26 giugno, 2006

Aristocrazia siliconica

Qualche giorno fa ho preso un treno per Milano, non ricordo bene per quale motivo: arrivo in stazione e, mentre sono in coda per comprare il biglietto, guardo la gente in coda e qualcosa attira la mia attenzione.

Per la precisione due protuberanze emisferiche sul corpo di una ragazza due persone dietro di me. Quando dico emisferiche vuole dire che se fosse stato possibile staccarle e unirle tra di loro si sarebbe ottenuta una sfera perfetta con cui si sarebbe potuto giocare una partita a pallamano: per il possesso di quella particolare palla tutto sarebbe stato accettato.

Le due protuberanze però non avrebbero fatto tanto scalpore se il vestito della ragazza non fosse stato tanto leggero e sorretto da due spalline che ripercorrevano i semidiametri immaginari delle sue tette rifatte a partire proprio da un centimetro sopra il capezzolo.
Avevamo a che fare con qualcosa che sembrava piuttosto la creazione di un maestro del manga che di un chirurgo brasiliano che misura le sue opere in kiloeuro.

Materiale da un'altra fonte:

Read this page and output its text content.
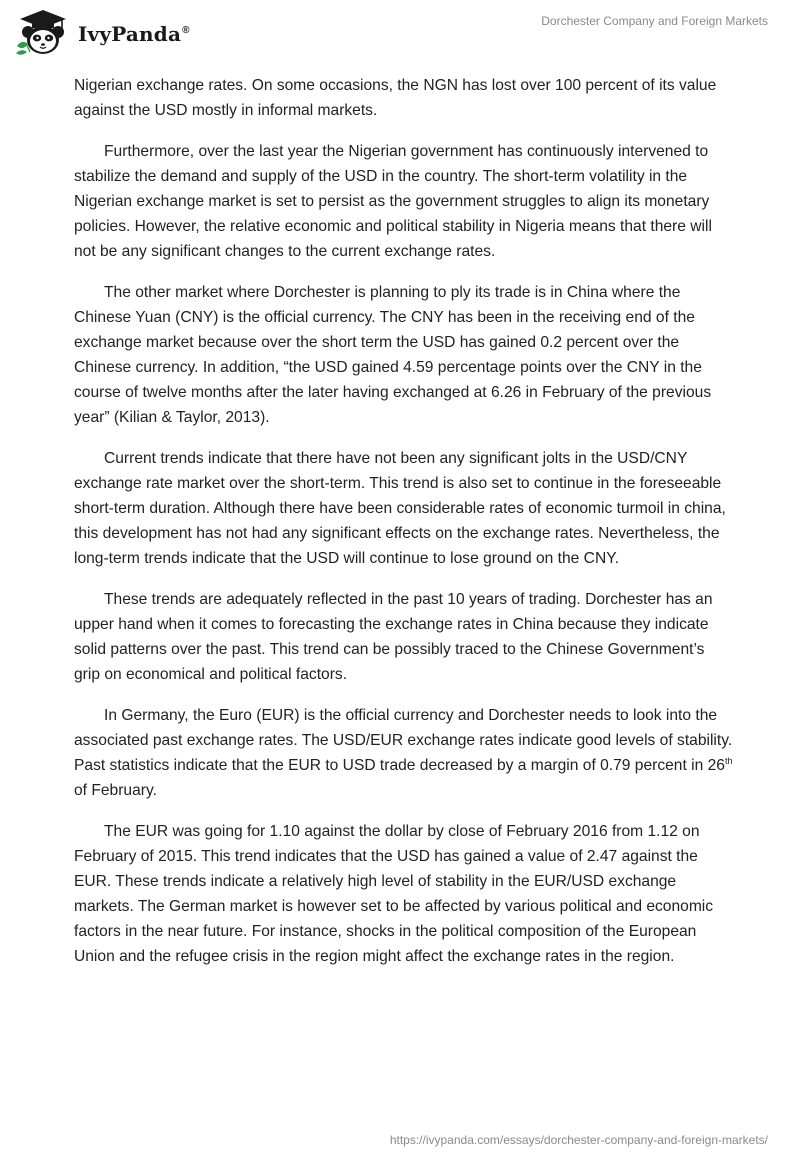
IvyPanda®
Dorchester Company and Foreign Markets

Nigerian exchange rates. On some occasions, the NGN has lost over 100 percent of its value against the USD mostly in informal markets.

Furthermore, over the last year the Nigerian government has continuously intervened to stabilize the demand and supply of the USD in the country. The short-term volatility in the Nigerian exchange market is set to persist as the government struggles to align its monetary policies. However, the relative economic and political stability in Nigeria means that there will not be any significant changes to the current exchange rates.

The other market where Dorchester is planning to ply its trade is in China where the Chinese Yuan (CNY) is the official currency. The CNY has been in the receiving end of the exchange market because over the short term the USD has gained 0.2 percent over the Chinese currency. In addition, “the USD gained 4.59 percentage points over the CNY in the course of twelve months after the later having exchanged at 6.26 in February of the previous year” (Kilian & Taylor, 2013).

Current trends indicate that there have not been any significant jolts in the USD/CNY exchange rate market over the short-term. This trend is also set to continue in the foreseeable short-term duration. Although there have been considerable rates of economic turmoil in china, this development has not had any significant effects on the exchange rates. Nevertheless, the long-term trends indicate that the USD will continue to lose ground on the CNY.

These trends are adequately reflected in the past 10 years of trading. Dorchester has an upper hand when it comes to forecasting the exchange rates in China because they indicate solid patterns over the past. This trend can be possibly traced to the Chinese Government’s grip on economical and political factors.

In Germany, the Euro (EUR) is the official currency and Dorchester needs to look into the associated past exchange rates. The USD/EUR exchange rates indicate good levels of stability. Past statistics indicate that the EUR to USD trade decreased by a margin of 0.79 percent in 26th of February.

The EUR was going for 1.10 against the dollar by close of February 2016 from 1.12 on February of 2015. This trend indicates that the USD has gained a value of 2.47 against the EUR. These trends indicate a relatively high level of stability in the EUR/USD exchange markets. The German market is however set to be affected by various political and economic factors in the near future. For instance, shocks in the political composition of the European Union and the refugee crisis in the region might affect the exchange rates in the region.

https://ivypanda.com/essays/dorchester-company-and-foreign-markets/
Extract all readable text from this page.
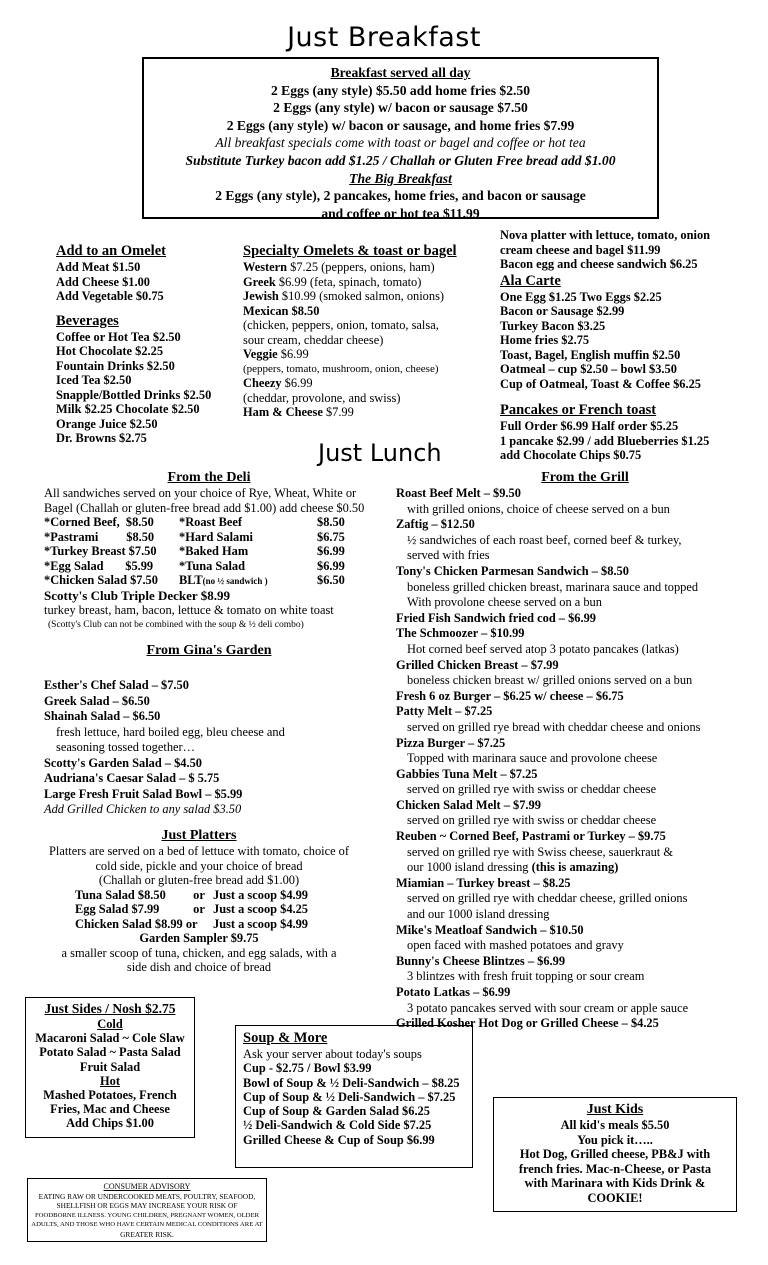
Just Breakfast
Breakfast served all day
2 Eggs (any style) $5.50 add home fries $2.50
2 Eggs (any style) w/ bacon or sausage $7.50
2 Eggs (any style) w/ bacon or sausage, and home fries $7.99
All breakfast specials come with toast or bagel and coffee or hot tea
Substitute Turkey bacon add $1.25 / Challah or Gluten Free bread add $1.00
The Big Breakfast
2 Eggs (any style), 2 pancakes, home fries, and bacon or sausage
and coffee or hot tea $11.99
Add to an Omelet
Add Meat $1.50
Add Cheese $1.00
Add Vegetable $0.75
Beverages
Coffee or Hot Tea $2.50
Hot Chocolate $2.25
Fountain Drinks $2.50
Iced Tea $2.50
Snapple/Bottled Drinks $2.50
Milk $2.25 Chocolate $2.50
Orange Juice $2.50
Dr. Browns $2.75
Specialty Omelets & toast or bagel
Western $7.25 (peppers, onions, ham)
Greek $6.99 (feta, spinach, tomato)
Jewish $10.99 (smoked salmon, onions)
Mexican $8.50
(chicken, peppers, onion, tomato, salsa,
sour cream, cheddar cheese)
Veggie $6.99
(peppers, tomato, mushroom, onion, cheese)
Cheezy $6.99
(cheddar, provolone, and swiss)
Ham & Cheese $7.99
Nova platter with lettuce, tomato, onion
cream cheese and bagel $11.99
Bacon egg and cheese sandwich $6.25
Ala Carte
One Egg $1.25 Two Eggs $2.25
Bacon or Sausage $2.99
Turkey Bacon $3.25
Home fries $2.75
Toast, Bagel, English muffin $2.50
Oatmeal – cup $2.50 – bowl $3.50
Cup of Oatmeal, Toast & Coffee $6.25
Pancakes or French toast
Full Order $6.99 Half order $5.25
1 pancake $2.99 / add Blueberries $1.25
add Chocolate Chips $0.75
Just Lunch
From the Deli
All sandwiches served on your choice of Rye, Wheat, White or
Bagel (Challah or gluten-free bread add $1.00) add cheese $0.50
*Corned Beef,  $8.50	*Roast Beef	$8.50
*Pastrami         $8.50	*Hard Salami	$6.75
*Turkey Breast $7.50	*Baked Ham	$6.99
*Egg Salad       $5.99	*Tuna Salad	$6.99
*Chicken Salad $7.50	BLT(no ½ sandwich )	$6.50
Scotty's Club Triple Decker $8.99
turkey breast, ham, bacon, lettuce & tomato on white toast
(Scotty's Club can not be combined with the soup & ½ deli combo)
From Gina's Garden
Esther's Chef Salad – $7.50
Greek Salad – $6.50
Shainah Salad – $6.50
fresh lettuce, hard boiled egg, bleu cheese and
seasoning tossed together…
Scotty's Garden Salad – $4.50
Audriana's Caesar Salad – $ 5.75
Large Fresh Fruit Salad Bowl – $5.99
Add Grilled Chicken to any salad $3.50
Just Platters
Platters are served on a bed of lettuce with tomato, choice of
cold side, pickle and your choice of bread
(Challah or gluten-free bread add $1.00)
Tuna Salad $8.50	or Just a scoop $4.99
Egg Salad $7.99	or Just a scoop $4.25
Chicken Salad $8.99 or	Just a scoop $4.99
Garden Sampler $9.75
a smaller scoop of tuna, chicken, and egg salads, with a
side dish and choice of bread
From the Grill
Roast Beef Melt – $9.50
with grilled onions, choice of cheese served on a bun
Zaftig – $12.50
½ sandwiches of each roast beef, corned beef & turkey,
served with fries
Tony's Chicken Parmesan Sandwich – $8.50
boneless grilled chicken breast, marinara sauce and topped
With provolone cheese served on a bun
Fried Fish Sandwich fried cod – $6.99
The Schmoozer – $10.99
Hot corned beef served atop 3 potato pancakes (latkas)
Grilled Chicken Breast – $7.99
boneless chicken breast w/ grilled onions served on a bun
Fresh 6 oz Burger – $6.25 w/ cheese – $6.75
Patty Melt – $7.25
served on grilled rye bread with cheddar cheese and onions
Pizza Burger – $7.25
Topped with marinara sauce and provolone cheese
Gabbies Tuna Melt – $7.25
served on grilled rye with swiss or cheddar cheese
Chicken Salad Melt – $7.99
served on grilled rye with swiss or cheddar cheese
Reuben ~ Corned Beef, Pastrami or Turkey – $9.75
served on grilled rye with Swiss cheese, sauerkraut &
our 1000 island dressing (this is amazing)
Miamian – Turkey breast – $8.25
served on grilled rye with cheddar cheese, grilled onions
and our 1000 island dressing
Mike's Meatloaf Sandwich – $10.50
open faced with mashed potatoes and gravy
Bunny's Cheese Blintzes – $6.99
3 blintzes with fresh fruit topping or sour cream
Potato Latkas – $6.99
3 potato pancakes served with sour cream or apple sauce
Grilled Kosher Hot Dog or Grilled Cheese – $4.25
Just Sides / Nosh $2.75
Cold
Macaroni Salad ~ Cole Slaw
Potato Salad ~ Pasta Salad
Fruit Salad
Hot
Mashed Potatoes, French
Fries, Mac and Cheese
Add Chips $1.00
Soup & More
Ask your server about today's soups
Cup - $2.75 / Bowl $3.99
Bowl of Soup & ½ Deli-Sandwich – $8.25
Cup of Soup & ½ Deli-Sandwich – $7.25
Cup of Soup & Garden Salad $6.25
½ Deli-Sandwich & Cold Side $7.25
Grilled Cheese & Cup of Soup $6.99
Just Kids
All kid's meals $5.50
You pick it…..
Hot Dog, Grilled cheese, PB&J with
french fries. Mac-n-Cheese, or Pasta
with Marinara with Kids Drink &
COOKIE!
CONSUMER ADVISORY
EATING RAW OR UNDERCOOKED MEATS, POULTRY, SEAFOOD,
SHELLFISH OR EGGS MAY INCREASE YOUR RISK OF
FOODBORNE ILLNESS. YOUNG CHILDREN, PREGNANT WOMEN, OLDER
ADULTS, AND THOSE WHO HAVE CERTAIN MEDICAL CONDITIONS ARE AT
GREATER RISK.
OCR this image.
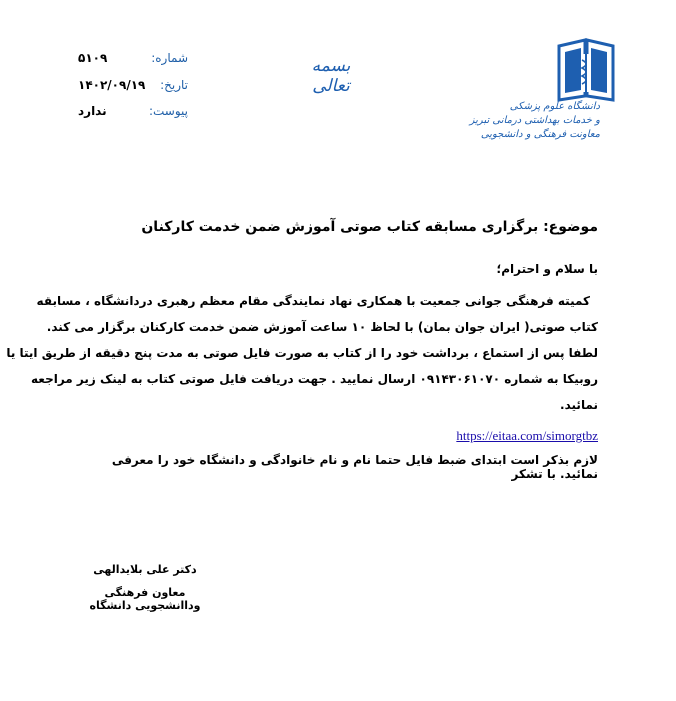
شماره:
۵۱۰۹
تاریخ:
۱۴۰۲/۰۹/۱۹
پیوست:
ندارد
بسمه تعالی
دانشگاه علوم پزشکی
و خدمات بهداشتی درمانی تبریز
معاونت فرهنگی و دانشجویی
موضوع: برگزاری مسابقه کتاب صوتی آموزش ضمن خدمت کارکنان
با سلام و احترام؛
کمیته فرهنگی جوانی جمعیت با همکاری نهاد نمایندگی مقام معظم رهبری دردانشگاه ، مسابقه
کتاب صوتی( ایران جوان بمان) با لحاظ ۱۰ ساعت آموزش ضمن خدمت کارکنان برگزار می کند.
لطفا پس از استماع ، برداشت خود را از کتاب به صورت فایل صوتی به مدت پنج دقیقه از طریق ایتا یا
روبیکا به شماره ۰۹۱۴۳۰۶۱۰۷۰ ارسال نمایید . جهت دریافت فایل صوتی کتاب به لینک زیر مراجعه
نمائید.
https://eitaa.com/simorgtbz
لازم بذکر است ابتدای ضبط فایل حتما نام و نام خانوادگی و دانشگاه خود را معرفی نمائید. با تشکر
دکتر علی بلایدالهی
معاون فرهنگی وداانشجویی دانشگاه
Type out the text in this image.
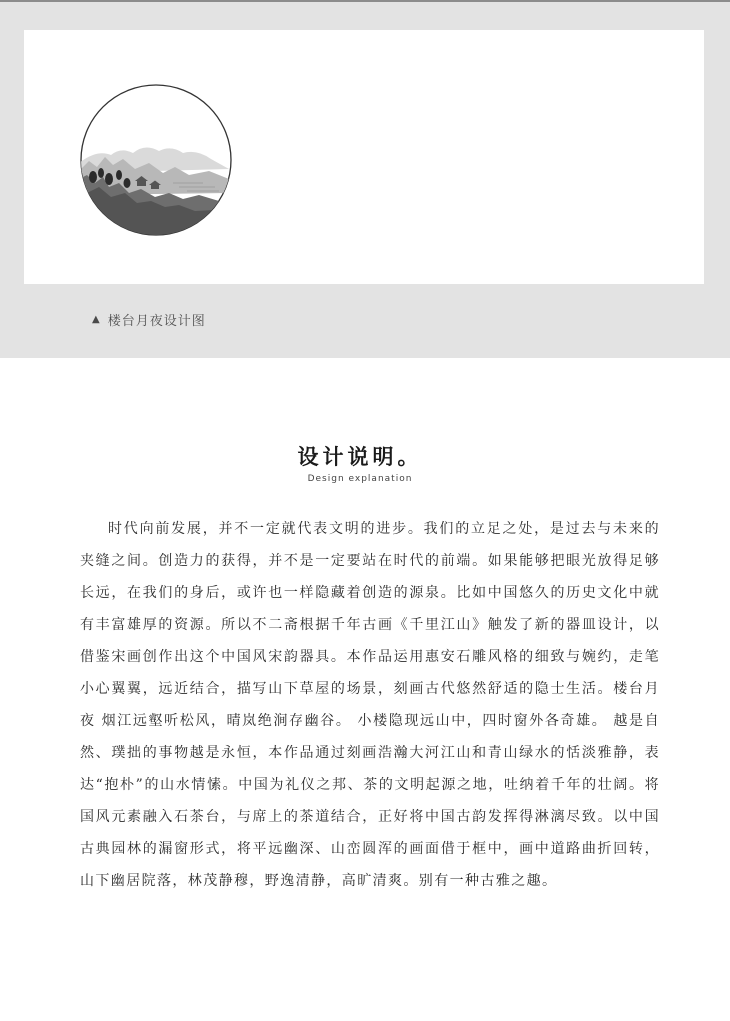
▲ 楼台月夜设计图
设计说明。
Design explanation

时代向前发展，并不一定就代表文明的进步。我们的立足之处，是过去与未来的夹缝之间。创造力的获得，并不是一定要站在时代的前端。如果能够把眼光放得足够长远，在我们的身后，或许也一样隐藏着创造的源泉。比如中国悠久的历史文化中就有丰富雄厚的资源。所以不二斋根据千年古画《千里江山》触发了新的器皿设计，以借鉴宋画创作出这个中国风宋韵器具。本作品运用惠安石雕风格的细致与婉约，走笔小心翼翼，远近结合，描写山下草屋的场景，刻画古代悠然舒适的隐士生活。楼台月夜 烟江远壑听松风，晴岚绝涧存幽谷。 小楼隐现远山中，四时窗外各奇雄。 越是自然、璞拙的事物越是永恒，本作品通过刻画浩瀚大河江山和青山绿水的恬淡雅静，表达“抱朴”的山水情愫。中国为礼仪之邦、茶的文明起源之地，吐纳着千年的壮阔。将国风元素融入石茶台，与席上的茶道结合，正好将中国古韵发挥得淋漓尽致。以中国古典园林的漏窗形式，将平远幽深、山峦圆浑的画面借于框中，画中道路曲折回转，山下幽居院落，林茂静穆，野逸清静，高旷清爽。别有一种古雅之趣。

Il mio sguardo, da esplorativo come era all'origine, si è trasformato prima in concupiscente e poi in platealmente esplicito al punto da poter attribuire ai miei occhi la fissità tipica dell'ottuso. Non è la prima volta che, dopo aver visto un paio di tette, mi va a puttane il ragionamento logico e la corteccia rettiliana prende il sopravvento.
Ciò nonostante riesco a dire "biglietto milano" ed ipoteco la mia presenza sull'interregionale.

L'apparizione aveva cominciato a dettare scompiglio in tutta la stazione: con il biglietto in mano vado a cercare in edicola un fumetto da leggere durante il tragitto. Qui l'edicolante, una donna di sessant'anni, commenta la decadenza dei costumi.
Si immagina come sarà la situazione siliconica della poveretta fra quarant'anni, prevede un altro intervento di riduzione, commisera la giovane per la scelta dettata da fattori effimeri, accusa gli uomini di prestarsi al gioco e di essere una concausa di tanto scempio.

Fortunatamente trovo il mio fumetto. Fortunatamente, nonostante il disorientamento provocato dai miei istinti animali, trovo anche il treno: mi è stato d'aiuto il fatto che sia lo stesso treno della ragazza di cui si parla.
Nell'attesa ripercorro la banchina un paio di volte: mi inbatto nella bionda, sì, ricordo il colore dei capelli, nonostante tutto, e provo a ricordare l'equazione della sfera, ma inutilmente. Il PNI non ha lasciato grandi tracce.
L'oggetto dell' osservazione ha dei lineamenti morbidi, né brutta né troppo bella, mi dà l'idea di una pornostar rumena.

Arriva il treno. Salgo, dietro l'oggetto (non è forse evidente il tentativo di volersi trasformare in oggetto del desiderio?), e mi ritrovo tra due vagoni.
A sinistra prima classe declassata a seconda, compatibile col mio biglietto, a destra prima classe e basta.

Dopo aver verificato l'assenza dell'aria condizionata a sinistra desisto e mi dirigo a destra. Lo stesso vale per la bionda e la sua amica - ho detto che era accompagnata da un'amica?
Quest'ultima è meno appariscente ma non meno interessante dal punto di vista antropologico: decide di lasciar perdere la prima declassata a causa della cattiva compagnia di quella "gente" che ha un biglietto così poco costoso.

Si siedono nella prima non declassata e io passo avanti.
Dopo un po' trovo un vagone di seconda con l'aria condizionata, mi immergo nel fumetto e ne esco poco prima dell'arrivo. Ritorno su miei passi e mi avvicino alla testa del treno: ripasso la bionda rotonda e l'amica che non si mischia alla plebe.

Attendendo l'arresto del treno alla medesima uscita di queste ultime, il sottoscritto sempre con la fissità tipica dell'ottuso negli occhi sente l'amica che commenta con disprezzo chi ha preso il loro posto: "guarda chi si è seduto, che schifo!".

Disgustorama.

Lasciando dietro di me l'aristocrazia del silicone, vado per la mia strada.